I too would like to know if others are using the no heater approach and are finding similar results.

I'll stop rambling on now before this post turns into an essay.   

Doug.


----------



## Stickleback (5 Sep 2012)

Why not try STICKLEBACKS!






Far more interesting than those tropical tarts (they build nests ffs).

I have kept them for years in indoor room temperature tanks.

Not only that, they have a great deal down your local stream at the moment, they are currently FREE*.

*Terms and conditions apply. Offer lasts until forever.

Stickleback.

P.S. (post stickleback)

The tank in my signature is a room temp tank with tropical plants.


----------



## hinch (5 Sep 2012)

my guppy breeding tanks are all unheated at the moment seem to be holding fine at about 22c just fine. on hot days they go upto about 26 ish.  they're only small tanks too 35 litre ish so not a massive volume of water. don't know what they drop to at night as i'm too busy asleep to check. but I don't have large die offs of the fish and they're breeding just fine.


----------



## jack-rythm (5 Sep 2012)

excellent replies guys, I know I just wanna create a minimalistic nano set up. its a 1ft cube and wanna go for 10mm lily pipes no c02 and no heater with external filter. so yeah just wanna see what people say.. does anyone know if you have to have a tank heated for crystal red shrimp? i know they will survive but will they breed.. Ill post some photos up when I get going .  my aim is to almost create a walstad tank. I have a walstad bowl with danios in and snails in and that is doing fine... here are some photos..


----------



## Gill (5 Sep 2012)

There are now a wide variety of cool,room temp fish available.
I have been keeping quite alot of fish in cooler temps.
Here is a list of some I know will do very well in cooler temps down to 15C:
Dwarf Honey Gouramis
Sparkling Gourami
Pearl Gourami
Guppies
Cherry Barbs
WCMM - Standard, Gold, Vietnamese
Gold Barbs
Most Platties are fine in cooler temps.

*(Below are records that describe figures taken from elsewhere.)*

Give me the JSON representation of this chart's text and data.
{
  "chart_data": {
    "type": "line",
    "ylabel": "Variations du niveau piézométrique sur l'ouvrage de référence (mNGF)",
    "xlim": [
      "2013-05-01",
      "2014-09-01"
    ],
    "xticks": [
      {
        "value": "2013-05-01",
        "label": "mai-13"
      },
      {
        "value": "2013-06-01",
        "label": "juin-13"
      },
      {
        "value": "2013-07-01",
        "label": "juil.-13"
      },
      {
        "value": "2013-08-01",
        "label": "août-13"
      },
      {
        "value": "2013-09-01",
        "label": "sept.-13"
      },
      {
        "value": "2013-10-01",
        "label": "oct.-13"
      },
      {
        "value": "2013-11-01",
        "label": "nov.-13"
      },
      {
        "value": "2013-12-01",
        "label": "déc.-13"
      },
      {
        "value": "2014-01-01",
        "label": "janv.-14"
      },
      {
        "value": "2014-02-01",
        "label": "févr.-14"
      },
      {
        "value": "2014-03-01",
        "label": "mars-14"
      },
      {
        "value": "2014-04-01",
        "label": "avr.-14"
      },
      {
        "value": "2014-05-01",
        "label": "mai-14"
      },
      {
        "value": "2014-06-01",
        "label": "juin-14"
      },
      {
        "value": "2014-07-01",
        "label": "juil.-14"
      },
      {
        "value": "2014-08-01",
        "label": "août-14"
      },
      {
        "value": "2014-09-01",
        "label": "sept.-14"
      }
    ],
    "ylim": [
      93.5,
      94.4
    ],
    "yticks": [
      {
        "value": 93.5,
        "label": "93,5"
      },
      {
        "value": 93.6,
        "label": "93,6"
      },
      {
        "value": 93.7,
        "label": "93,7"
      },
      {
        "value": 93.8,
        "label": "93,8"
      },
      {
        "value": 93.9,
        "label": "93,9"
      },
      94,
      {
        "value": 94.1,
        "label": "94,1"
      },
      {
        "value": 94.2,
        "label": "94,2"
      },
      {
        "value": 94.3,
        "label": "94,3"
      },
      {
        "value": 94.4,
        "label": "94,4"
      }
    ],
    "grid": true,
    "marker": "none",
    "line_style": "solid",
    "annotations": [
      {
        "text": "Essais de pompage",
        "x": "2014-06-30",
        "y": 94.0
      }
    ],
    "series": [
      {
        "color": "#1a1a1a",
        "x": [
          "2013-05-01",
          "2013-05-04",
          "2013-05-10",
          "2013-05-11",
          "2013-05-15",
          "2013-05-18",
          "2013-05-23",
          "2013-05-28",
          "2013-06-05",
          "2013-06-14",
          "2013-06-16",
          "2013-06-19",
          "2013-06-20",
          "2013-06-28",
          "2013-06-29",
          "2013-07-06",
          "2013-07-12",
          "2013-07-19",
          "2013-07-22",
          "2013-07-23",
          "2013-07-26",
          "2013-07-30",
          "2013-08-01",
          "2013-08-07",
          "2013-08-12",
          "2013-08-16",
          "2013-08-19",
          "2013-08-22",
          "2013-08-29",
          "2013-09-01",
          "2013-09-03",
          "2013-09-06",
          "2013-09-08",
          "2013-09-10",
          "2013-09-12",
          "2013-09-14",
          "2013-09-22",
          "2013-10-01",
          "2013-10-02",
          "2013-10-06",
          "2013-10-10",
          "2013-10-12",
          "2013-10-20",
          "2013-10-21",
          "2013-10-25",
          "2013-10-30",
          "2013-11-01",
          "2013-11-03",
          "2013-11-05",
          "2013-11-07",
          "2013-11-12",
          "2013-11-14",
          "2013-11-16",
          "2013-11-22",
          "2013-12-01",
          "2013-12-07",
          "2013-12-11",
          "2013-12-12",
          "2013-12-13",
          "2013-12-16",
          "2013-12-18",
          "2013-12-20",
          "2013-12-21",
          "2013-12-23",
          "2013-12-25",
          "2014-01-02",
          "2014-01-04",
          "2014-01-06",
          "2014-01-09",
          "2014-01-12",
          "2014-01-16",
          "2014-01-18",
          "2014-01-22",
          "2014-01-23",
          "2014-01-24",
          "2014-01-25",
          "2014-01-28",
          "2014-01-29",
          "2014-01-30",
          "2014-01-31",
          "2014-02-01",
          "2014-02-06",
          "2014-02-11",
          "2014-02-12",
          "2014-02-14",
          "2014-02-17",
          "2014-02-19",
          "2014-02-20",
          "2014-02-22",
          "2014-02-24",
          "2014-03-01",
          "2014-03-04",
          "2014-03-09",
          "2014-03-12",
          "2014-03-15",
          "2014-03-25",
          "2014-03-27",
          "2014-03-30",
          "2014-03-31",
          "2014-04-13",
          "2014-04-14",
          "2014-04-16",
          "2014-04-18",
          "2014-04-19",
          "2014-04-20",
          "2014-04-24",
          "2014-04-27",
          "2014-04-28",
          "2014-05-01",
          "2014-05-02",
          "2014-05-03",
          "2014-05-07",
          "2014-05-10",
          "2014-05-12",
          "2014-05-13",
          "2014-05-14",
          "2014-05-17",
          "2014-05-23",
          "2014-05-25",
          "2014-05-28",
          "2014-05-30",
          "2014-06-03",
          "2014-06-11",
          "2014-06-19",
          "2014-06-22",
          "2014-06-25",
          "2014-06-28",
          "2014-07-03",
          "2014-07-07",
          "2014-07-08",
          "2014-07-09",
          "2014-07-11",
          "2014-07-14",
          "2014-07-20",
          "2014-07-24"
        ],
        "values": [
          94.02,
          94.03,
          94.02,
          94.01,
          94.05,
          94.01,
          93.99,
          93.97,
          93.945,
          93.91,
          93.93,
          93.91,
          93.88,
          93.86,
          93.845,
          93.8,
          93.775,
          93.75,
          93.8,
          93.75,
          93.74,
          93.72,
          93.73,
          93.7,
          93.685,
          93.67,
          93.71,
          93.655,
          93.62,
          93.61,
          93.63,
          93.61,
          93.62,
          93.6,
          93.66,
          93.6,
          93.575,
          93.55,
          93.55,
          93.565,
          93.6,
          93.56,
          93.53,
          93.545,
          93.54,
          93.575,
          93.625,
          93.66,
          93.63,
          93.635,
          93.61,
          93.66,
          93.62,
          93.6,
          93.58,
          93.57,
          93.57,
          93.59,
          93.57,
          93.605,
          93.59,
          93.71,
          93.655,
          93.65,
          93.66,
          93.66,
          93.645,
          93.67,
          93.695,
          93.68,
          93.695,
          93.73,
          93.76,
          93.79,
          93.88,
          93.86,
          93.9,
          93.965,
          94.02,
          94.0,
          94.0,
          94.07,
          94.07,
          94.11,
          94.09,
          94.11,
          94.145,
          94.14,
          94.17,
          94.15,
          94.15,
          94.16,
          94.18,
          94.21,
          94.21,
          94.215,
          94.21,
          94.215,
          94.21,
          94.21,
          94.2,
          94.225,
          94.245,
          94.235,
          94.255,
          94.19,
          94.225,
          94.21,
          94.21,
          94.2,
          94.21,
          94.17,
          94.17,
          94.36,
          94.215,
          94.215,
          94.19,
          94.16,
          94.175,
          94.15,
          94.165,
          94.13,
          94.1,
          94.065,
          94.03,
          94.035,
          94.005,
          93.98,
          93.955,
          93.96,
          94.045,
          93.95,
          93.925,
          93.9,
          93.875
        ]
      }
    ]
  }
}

Although breeding slows down under 15C
BN Plecs
Ottos
Cherry Shrimp
Amano Shrimp
Macro Shrimp
Rubber Nose plecs
Bulldog Plecs
Borneo Suckers
Albino/Bronze/Peppered Cories
Paradise Fish
Pygmy Cories - No Lower than 16C
Fighters - all varietes
Wild Bettas - Imbellis, Edithae, Rubra, Simplex
5 Banded Barb
Odessa Barb
Heterandria Formosa Gold/Wild - Will happily go down to 10C
NeoHeterandria Elegans
many of the Gambusia Species can go in lower temps
Shiners, Minnows,
Dace


----------



## jack-rythm (5 Sep 2012)

wow thanks!! im going to use this a lot!


----------



## hotweldfire (6 Sep 2012)

I think for a shrimp only tank you really don't have to worry about heating. I remember reading a paper (will try to find it again) which assayed the water conditions in the HK streams where the wild caridina species come from over the course of a year. I assume these are the shrimp that our CRS and tigers were originally bred from. 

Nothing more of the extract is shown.